Sur la garantie de l’association UNEDIC Délégation AGS CGEA de [Localité 8]
Le présent arrêt est déclaré opposable l’AGS-CGEA de [Localité 8], qui est tenue à garantie à l’égard de Mme [N] dans les conditions et limites des dispositions légales qui prévoient notamment que :
— la garantie est plafonnée, en application des articles L. 3253-17, D. 3253-2 et D. 3253-5 du code du travail ;
— la garantie de l’AGS-CGEA n’est que subsidiaire, son obligation de procéder à l’avance des créances garanties ne pouvant s’exécuter que sur présentation d’un relevé établi par le liquidateur et justification de l’absence de fonds disponibles entre ses mains ;
— en application de l’article L. 622-28 du code de commerce, les intérêts cessent de courir à compter du jour de l’ouverture de la procédure collective, soit le 18 octobre 2022.
Sur l’article 700 du code de procédure civile et les dépens
Les dispositions du jugement déféré relatives aux dépens et à l’application de l’article 700 du code de procédure civile sont infirmées.
Il n’y a pas lieu de faire application de l’article 700 du code de procédure civile en première instance et en cause d’appel en faveur de Mme [N]. Sa demande formée à ce titre est rejetée.

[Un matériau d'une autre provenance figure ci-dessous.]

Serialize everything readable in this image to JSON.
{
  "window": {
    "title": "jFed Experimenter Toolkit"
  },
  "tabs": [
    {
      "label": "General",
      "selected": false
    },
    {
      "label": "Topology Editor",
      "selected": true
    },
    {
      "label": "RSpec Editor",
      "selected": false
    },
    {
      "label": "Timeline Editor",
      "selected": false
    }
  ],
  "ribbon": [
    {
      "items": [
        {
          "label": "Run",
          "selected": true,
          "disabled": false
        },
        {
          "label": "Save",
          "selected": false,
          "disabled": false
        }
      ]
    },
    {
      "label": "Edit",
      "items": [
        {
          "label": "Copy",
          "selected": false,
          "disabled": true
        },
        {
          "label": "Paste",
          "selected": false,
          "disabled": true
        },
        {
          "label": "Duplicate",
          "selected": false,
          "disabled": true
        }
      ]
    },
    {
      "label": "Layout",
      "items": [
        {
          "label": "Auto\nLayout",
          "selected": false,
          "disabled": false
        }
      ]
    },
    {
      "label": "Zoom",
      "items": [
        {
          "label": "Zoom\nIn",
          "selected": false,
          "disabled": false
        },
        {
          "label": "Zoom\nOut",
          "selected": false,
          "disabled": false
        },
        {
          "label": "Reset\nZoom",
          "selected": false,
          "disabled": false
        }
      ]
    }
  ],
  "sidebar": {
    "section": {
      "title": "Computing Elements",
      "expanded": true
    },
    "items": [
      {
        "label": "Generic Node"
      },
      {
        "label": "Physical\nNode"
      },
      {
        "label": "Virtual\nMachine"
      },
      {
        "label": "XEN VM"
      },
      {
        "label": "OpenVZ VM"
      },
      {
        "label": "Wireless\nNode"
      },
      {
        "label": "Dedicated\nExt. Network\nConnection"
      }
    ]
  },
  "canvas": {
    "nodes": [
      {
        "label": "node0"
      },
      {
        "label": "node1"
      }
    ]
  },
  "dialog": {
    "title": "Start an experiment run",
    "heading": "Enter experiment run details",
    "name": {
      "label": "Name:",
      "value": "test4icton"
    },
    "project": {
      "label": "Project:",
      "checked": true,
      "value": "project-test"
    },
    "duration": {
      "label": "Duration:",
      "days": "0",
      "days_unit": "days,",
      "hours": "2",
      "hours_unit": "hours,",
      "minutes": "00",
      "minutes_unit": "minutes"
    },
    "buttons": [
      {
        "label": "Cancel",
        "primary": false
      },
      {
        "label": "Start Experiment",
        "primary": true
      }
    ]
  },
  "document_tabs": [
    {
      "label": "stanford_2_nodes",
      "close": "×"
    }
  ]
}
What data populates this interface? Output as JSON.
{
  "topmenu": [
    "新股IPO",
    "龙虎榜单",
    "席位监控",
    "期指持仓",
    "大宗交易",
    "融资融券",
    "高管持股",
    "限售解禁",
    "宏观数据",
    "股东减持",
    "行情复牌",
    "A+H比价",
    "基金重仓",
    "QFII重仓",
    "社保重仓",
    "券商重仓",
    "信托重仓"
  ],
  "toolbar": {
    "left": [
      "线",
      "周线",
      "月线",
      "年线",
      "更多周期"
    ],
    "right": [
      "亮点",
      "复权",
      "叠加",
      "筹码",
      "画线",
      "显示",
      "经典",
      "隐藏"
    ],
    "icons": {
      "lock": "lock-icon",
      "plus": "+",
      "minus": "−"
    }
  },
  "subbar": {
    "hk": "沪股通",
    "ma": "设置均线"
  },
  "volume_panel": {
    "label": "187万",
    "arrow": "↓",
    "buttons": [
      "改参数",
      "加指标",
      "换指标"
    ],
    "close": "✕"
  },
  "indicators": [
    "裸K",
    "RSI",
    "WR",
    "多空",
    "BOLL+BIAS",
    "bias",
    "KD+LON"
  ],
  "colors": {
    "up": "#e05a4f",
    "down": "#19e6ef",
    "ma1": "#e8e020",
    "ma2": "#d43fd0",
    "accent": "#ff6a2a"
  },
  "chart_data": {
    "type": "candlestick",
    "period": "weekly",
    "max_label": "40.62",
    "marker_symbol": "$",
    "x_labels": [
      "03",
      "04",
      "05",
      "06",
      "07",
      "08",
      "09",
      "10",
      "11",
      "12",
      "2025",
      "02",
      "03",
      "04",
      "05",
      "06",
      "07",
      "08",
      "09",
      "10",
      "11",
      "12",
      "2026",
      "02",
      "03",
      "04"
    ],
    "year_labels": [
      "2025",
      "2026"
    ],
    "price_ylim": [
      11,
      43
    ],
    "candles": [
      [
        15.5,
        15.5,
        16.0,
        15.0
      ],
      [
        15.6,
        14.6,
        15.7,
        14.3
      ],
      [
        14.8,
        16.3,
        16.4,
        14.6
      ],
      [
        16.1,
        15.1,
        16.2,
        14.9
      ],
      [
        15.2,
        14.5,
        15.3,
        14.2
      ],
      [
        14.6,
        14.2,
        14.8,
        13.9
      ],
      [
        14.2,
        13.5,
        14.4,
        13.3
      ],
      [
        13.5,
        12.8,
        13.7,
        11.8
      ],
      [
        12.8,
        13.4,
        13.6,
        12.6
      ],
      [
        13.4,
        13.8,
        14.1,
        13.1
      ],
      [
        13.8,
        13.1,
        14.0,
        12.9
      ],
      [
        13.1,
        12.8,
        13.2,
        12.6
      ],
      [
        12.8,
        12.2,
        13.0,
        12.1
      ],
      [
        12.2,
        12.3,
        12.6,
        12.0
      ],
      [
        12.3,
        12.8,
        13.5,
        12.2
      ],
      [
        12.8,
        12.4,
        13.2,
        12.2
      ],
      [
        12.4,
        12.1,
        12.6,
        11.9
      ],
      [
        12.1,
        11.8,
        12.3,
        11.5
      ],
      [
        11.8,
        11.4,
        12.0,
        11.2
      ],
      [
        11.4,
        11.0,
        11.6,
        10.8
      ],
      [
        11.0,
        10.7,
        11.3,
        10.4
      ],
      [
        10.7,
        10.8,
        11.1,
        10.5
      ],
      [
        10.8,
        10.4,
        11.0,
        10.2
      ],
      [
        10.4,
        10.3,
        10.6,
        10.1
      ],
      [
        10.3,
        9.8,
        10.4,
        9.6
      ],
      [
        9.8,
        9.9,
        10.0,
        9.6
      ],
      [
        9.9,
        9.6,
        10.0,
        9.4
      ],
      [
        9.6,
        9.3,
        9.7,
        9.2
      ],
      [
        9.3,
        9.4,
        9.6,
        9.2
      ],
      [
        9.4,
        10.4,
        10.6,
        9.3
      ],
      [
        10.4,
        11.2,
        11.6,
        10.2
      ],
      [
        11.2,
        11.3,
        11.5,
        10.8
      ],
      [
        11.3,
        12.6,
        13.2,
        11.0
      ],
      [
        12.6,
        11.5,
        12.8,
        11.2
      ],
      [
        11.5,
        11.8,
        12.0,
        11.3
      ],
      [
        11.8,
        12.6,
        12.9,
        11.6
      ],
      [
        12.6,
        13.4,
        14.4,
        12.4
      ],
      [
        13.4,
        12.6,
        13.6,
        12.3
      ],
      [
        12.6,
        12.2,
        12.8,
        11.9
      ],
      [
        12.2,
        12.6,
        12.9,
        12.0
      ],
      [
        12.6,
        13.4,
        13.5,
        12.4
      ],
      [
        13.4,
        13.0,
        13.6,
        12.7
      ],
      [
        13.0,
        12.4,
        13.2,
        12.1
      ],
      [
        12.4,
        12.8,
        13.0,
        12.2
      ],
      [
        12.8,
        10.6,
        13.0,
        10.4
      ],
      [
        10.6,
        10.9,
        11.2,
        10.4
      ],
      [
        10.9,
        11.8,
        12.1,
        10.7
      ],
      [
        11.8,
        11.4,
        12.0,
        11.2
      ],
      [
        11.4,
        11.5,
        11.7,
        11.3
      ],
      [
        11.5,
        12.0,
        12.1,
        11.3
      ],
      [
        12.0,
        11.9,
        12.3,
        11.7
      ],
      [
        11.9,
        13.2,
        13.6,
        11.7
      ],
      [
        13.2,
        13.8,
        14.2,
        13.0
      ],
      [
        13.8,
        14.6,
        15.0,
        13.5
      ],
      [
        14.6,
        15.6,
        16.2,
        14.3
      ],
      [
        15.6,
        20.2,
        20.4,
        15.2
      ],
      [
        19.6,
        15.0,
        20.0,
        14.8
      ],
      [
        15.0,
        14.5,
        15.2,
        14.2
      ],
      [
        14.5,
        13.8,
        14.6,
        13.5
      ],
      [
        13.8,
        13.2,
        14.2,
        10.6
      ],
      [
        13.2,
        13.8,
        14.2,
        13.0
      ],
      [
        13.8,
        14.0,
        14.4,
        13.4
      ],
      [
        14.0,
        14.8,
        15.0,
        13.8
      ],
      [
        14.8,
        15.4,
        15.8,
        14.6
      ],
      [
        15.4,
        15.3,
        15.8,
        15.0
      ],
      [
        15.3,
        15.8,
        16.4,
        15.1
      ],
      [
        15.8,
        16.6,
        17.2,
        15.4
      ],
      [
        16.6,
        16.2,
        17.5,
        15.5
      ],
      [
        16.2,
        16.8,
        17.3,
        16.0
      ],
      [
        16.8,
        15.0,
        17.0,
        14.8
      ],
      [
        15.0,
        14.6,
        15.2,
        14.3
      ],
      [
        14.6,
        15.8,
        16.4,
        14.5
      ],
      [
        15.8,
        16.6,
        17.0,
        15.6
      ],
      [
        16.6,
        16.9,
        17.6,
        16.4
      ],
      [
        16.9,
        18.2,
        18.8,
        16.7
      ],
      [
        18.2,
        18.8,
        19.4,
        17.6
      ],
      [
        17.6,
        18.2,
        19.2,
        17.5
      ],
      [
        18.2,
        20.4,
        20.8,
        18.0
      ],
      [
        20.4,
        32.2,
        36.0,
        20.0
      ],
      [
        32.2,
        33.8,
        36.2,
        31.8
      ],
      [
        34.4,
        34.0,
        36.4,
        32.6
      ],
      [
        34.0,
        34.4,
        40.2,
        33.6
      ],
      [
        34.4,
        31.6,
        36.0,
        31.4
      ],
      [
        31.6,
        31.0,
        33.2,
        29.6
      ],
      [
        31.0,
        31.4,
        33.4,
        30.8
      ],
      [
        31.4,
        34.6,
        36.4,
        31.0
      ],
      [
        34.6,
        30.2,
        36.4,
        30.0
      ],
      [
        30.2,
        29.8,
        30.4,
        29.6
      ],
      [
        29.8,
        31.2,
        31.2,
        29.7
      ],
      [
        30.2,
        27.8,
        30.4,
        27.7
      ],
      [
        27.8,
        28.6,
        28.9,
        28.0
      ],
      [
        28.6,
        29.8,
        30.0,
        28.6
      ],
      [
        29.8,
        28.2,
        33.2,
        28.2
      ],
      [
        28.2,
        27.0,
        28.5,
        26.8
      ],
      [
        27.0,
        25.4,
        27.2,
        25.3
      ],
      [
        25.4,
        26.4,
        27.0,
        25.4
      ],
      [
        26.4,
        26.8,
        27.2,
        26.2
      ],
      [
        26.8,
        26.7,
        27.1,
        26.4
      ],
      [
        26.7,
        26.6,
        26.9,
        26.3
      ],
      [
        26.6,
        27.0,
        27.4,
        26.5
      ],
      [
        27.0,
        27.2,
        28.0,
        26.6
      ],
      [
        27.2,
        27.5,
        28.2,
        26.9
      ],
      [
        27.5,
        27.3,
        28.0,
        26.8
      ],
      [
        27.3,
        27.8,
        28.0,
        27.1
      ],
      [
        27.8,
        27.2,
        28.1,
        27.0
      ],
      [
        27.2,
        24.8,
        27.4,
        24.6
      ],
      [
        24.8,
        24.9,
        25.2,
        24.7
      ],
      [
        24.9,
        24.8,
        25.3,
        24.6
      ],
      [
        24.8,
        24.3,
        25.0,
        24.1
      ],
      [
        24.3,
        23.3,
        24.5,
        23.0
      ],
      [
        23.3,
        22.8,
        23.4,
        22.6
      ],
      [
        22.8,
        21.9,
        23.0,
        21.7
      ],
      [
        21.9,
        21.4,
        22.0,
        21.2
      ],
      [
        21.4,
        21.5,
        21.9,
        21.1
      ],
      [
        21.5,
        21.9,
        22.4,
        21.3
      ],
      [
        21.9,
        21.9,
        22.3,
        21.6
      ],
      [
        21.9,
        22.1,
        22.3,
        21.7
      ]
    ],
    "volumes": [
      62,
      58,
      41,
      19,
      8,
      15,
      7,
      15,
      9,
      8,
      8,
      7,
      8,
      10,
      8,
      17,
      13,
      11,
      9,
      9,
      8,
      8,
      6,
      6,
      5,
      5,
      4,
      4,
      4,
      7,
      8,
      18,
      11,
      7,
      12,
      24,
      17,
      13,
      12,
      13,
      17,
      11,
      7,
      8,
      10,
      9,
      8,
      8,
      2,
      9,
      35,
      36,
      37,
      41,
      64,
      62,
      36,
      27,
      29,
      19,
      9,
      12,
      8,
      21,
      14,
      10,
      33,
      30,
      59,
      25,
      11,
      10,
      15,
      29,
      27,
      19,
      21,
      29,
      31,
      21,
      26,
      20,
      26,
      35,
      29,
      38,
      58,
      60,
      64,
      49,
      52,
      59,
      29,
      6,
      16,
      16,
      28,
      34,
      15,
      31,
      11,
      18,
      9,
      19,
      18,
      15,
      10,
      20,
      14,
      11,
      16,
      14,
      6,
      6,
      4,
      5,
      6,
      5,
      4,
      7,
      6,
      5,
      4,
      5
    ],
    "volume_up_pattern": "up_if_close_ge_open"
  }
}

Les dépens de première instance et d’appel sont fixés au passif de la liquidation judiciaire de l’Eurl Energy Conseil.
PAR CES MOTIFS
La cour,
Infirme le jugement par le conseil de prud’hommes de Thionville sauf en ce qu’il a rejeté les prétentions de Mme [O] [N] pour violation de la mention de priorité de réembauchage,
Statuant à nouveau sur les chefs infirmés, et y ajoutant :
Déclare la rupture du contrat de travail dépourvue de cause réelle et sérieuse,
Fixe au passif de la liquidation judiciaire de l’Eurl Energy Conseil les sommes de :
— 79,66 euros net à titre de rappel de salaire,
— 2 000 euros de dommages-intérêts pour licenciement sans cause réelle et sérieuse,
— 3 221,48 euros brut à titre d’indemnité compensatrice de préavis,
— 322,15 euros brut à titre d’indemnité de congés payés sur préavis,
— 1 610,74 euros de dommages et intérêts pour non-respect de la procédure de licenciement ;
Ordonne à Maître [I] de délivrer à Mme [O] [N] une attestation France Travail (anciennement Pôle emploi) conforme aux dispositions du présent arrêt ;
Déclare le présent arrêt opposable à l’AGS-CGEA de [Localité 8] ;
Dit que l’AGS-CGEA de [Localité 8] est tenue à garantie à l’égard Mme [O] [N] dans les conditions et limites des dispositions légales qui prévoient notamment que :
— la garantie est plafonnée, en application des articles L. 3253-17, D. 3253-2 et D. 3253-5 du code du travail ;
— l’obligation à la charge de l’AGS-CGEA de procéder à l’avance des créances garanties ne pourra s’exécuter que sur présentation d’un relevé établi par le liquidateur et justification de l’absence de fonds disponibles entre ses mains ;
— en application de l’article L. 622-28 du code de commerce, les intérêts cessent de courir à compter du jour de l’ouverture de la procédure collective, soit le 18 octobre 2022 ;
Dit n’y avoir lieu à application de l’article 700 du code de procédure civile en faveur de Mme [O] [N] en première instance et en cause d’appel ;
Fixe les dépens de première instance et d’appel au passif de la liquidation judiciaire de l’Eurl Energy Conseil.